2. Gain legal experience. Volunteer. While some legal organizations are spread to capacity with volunteer attorneys looking for more legal experience, some cam always use more help. If you are interested in litigation, The John Marshall Law School runs a first-rate Veteran’s Legal Clinic to train you and help veterans advocate for benefits. If you like estate planning, volunteer to research and update the planned giving materials for a non-profit’s website. See if they can enlist a seasoned estate planner to bless your work. If you know how to mediate, offer your services to a neighborhood housing organization. If you would like to learn to mediate, the summer might be a great time to be trained and certified.
3. Continue to keep every door open. If an opportunity comes along and it’s not exactly what you are looking for, be open-minded. Gaining experience in another area (in a down market) may not be the worst thing. The key for you is gaining legal experience. That’s not to say that you must stay in an unfavored position for the long haul.
4. Check out areas of law where there actually is demand. Are you interested in health law?
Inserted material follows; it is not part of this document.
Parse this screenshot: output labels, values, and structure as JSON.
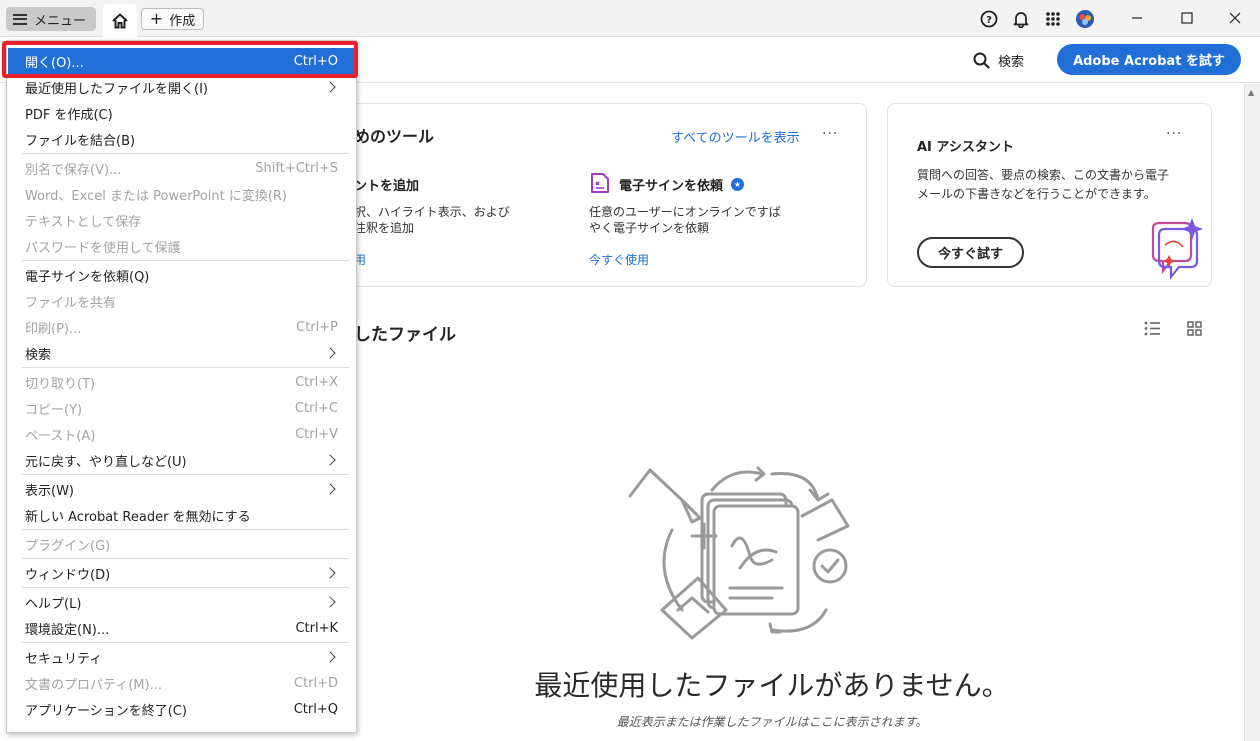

Have you considered health-care compliance work? Have you noticed how many compliance positions have been posted over myriad pharmaceutical web sites? If you are a stickler for following rules and regulations, this may be a great area of law for you to pursue. The demand is great and only continues to grow.
There are other kinds of compliance as well. Investment and brokerage firms must always be in compliance with SEC regulations. As most attorneys are not clamoring to this area of law, the chances are good that demand for these skills is quite high.
5. Take a break. Even though I’m making suggestions about how to land legal work in this competitive market, I am also going to talk out of the other side of my mouth. Take a break from your search. Put this on the “To Don’t Do” list. You must acknowledge to yourself that finding legal work is stressful. Summer is a great time to be kind to yourself. Finances depending, take a break, get away, and regenerate.
We all know how quickly the days of summer fly. There are so many more activities available to fill our time. Perhaps, just getting out there under the warm sun, meeting people and enjoying outdoor life is one of the best networking avenues we have. Do what you love, and don’t even call it “networking.”
There are about 92 days of summer. Please pass the lemonade.